State attorney general Xavier Becerra said that a filing in a San Francisco court calls on a judge to compel Facebook to “comply adequately” with an outstanding subpoena and sets of questions handed to the company in June.
Becerra announced the filing while confirming an investigation into whether Facebook deceived users and misrepresented its privacy practices, particularly in connection with personal information hijacked by the consultancy Cambridge Analytica and later used for political ends duing the 2016 US election.
“Those are serious allegations when you consider the personal information we share with Facebook every single day,” Becerra said during a press briefing.
Becerra declined to provide details of his inquiry, which he contended would not have been formally announced had it not been for the filing on a public court document on Wednesday.
The investigation involved Facebook practices related to privacy and disclosure of user data to third-parties such as creators of apps at the online platform, according to Becerra.
Information he said was being sought from Facebook included emails of top executives Mark Zuckerberg and Sheryl Sandberg.
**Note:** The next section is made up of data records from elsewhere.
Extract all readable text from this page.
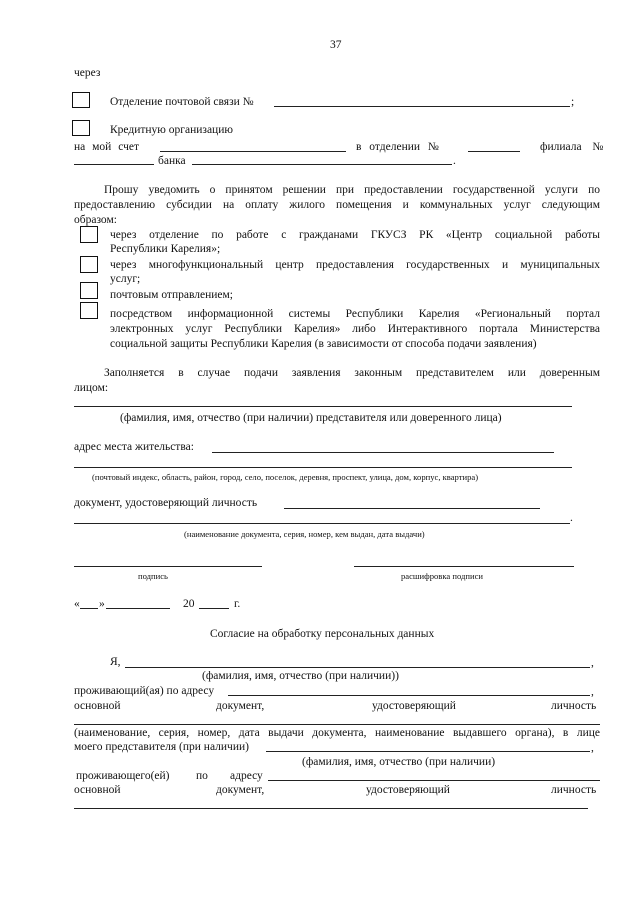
37
через
Отделение почтовой связи №	;
Кредитную организацию
на мой счет	в отделении №	филиала №
банка	.
Прошу уведомить о принятом решении при предоставлении государственной услуги по
предоставлению субсидии на оплату жилого помещения и коммунальных услуг следующим
образом:
через отделение по работе с гражданами ГКУСЗ РК «Центр социальной работы
Республики Карелия»;
через многофункциональный центр предоставления государственных и муниципальных
услуг;
почтовым отправлением;
посредством информационной системы Республики Карелия «Региональный портал
электронных услуг Республики Карелия» либо Интерактивного портала Министерства
социальной защиты Республики Карелия (в зависимости от способа подачи заявления)
Заполняется в случае подачи заявления законным представителем или доверенным
лицом:
(фамилия, имя, отчество (при наличии) представителя или доверенного лица)
адрес места жительства:
(почтовый индекс, область, район, город, село, поселок, деревня, проспект, улица, дом, корпус, квартира)
документ, удостоверяющий личность
.
(наименование документа, серия, номер, кем выдан, дата выдачи)
подпись	расшифровка подписи
« »	20	г.
Согласие на обработку персональных данных
Я,	,
(фамилия, имя, отчество (при наличии))
проживающий(ая) по адресу	,
основной	документ,	удостоверяющий	личность
(наименование, серия, номер, дата выдачи документа, наименование выдавшего органа), в лице
моего представителя (при наличии)	,
(фамилия, имя, отчество (при наличии)
проживающего(ей) по адресу
основной	документ,	удостоверяющий	личность
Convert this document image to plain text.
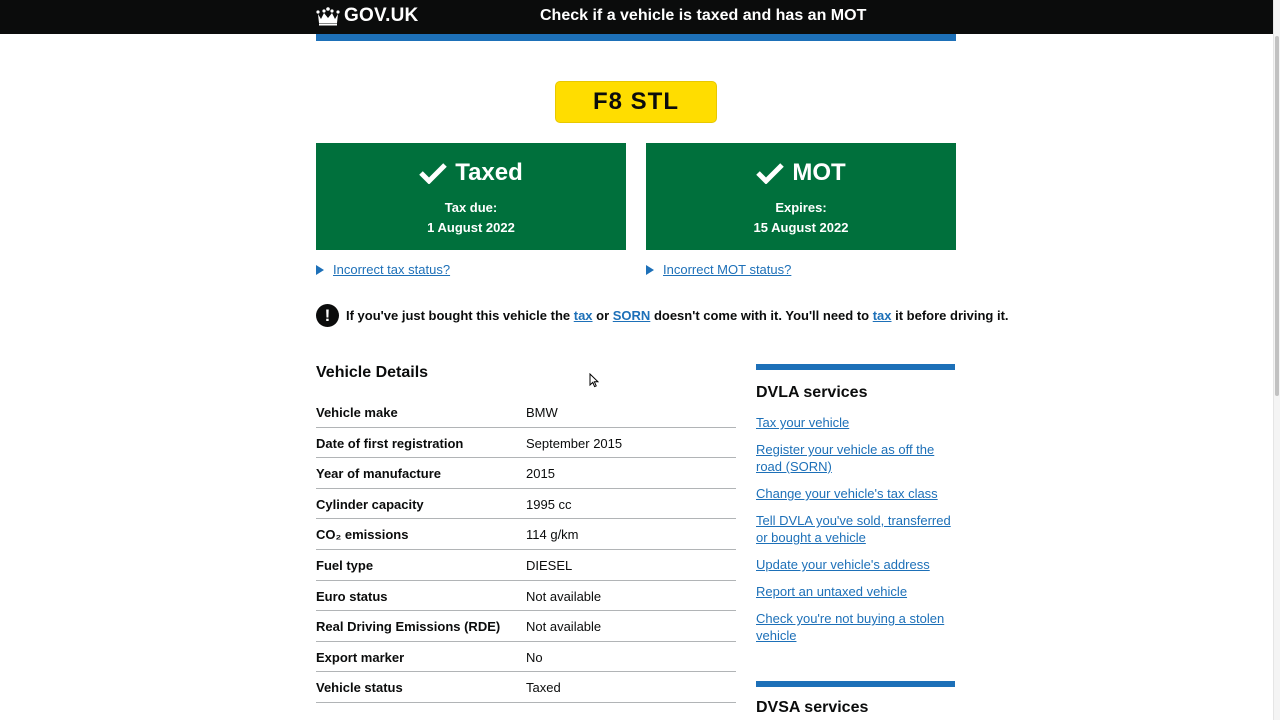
GOV.UK	Check if a vehicle is taxed and has an MOT
F8 STL
Taxed
Tax due:
1 August 2022
MOT
Expires:
15 August 2022
Incorrect tax status?	Incorrect MOT status?
!	If you've just bought this vehicle the tax or SORN doesn't come with it. You'll need to tax it before driving it.
Vehicle Details
Vehicle make	BMW
Date of first registration	September 2015
Year of manufacture	2015
Cylinder capacity	1995 cc
CO₂ emissions	114 g/km
Fuel type	DIESEL
Euro status	Not available
Real Driving Emissions (RDE) Not available
Export marker	No
Vehicle status	Taxed
DVLA services
Tax your vehicle
Register your vehicle as off the road (SORN)
Change your vehicle's tax class
Tell DVLA you've sold, transferred or bought a vehicle
Update your vehicle's address
Report an untaxed vehicle
Check you're not buying a stolen vehicle
DVSA services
“If Facebook had complied, we would not be making this announcement today,” Becerra said.
Facebook denied any effort to stymie the official probe.
“We have cooperated extensively with the State of California’s investigation,” Facebook vice president of state and local policy Will Castleberry said.
“To date we have provided thousands of pages of written responses and hundreds of thousands of documents.”
Becerra’s office initially subpoenaed Facebook in June of last year, but the company “moved slowly” taking more than a year to provide the requested documents, according to the state’s top law enforcement officer.
The subpoena at issue in the court filing on Wednesday was a request for additional information sent to Facebook this year.
According to Becerra, Facebook did not supply six requested documents, nor did the company fully respond to questions or information about emails sought by investigators.
“Today, we are asking the court to make Facebook respond to these legitimate requests,” Becerra said.
“Whether it is senior executives or others, we have to find out what they were really doing.”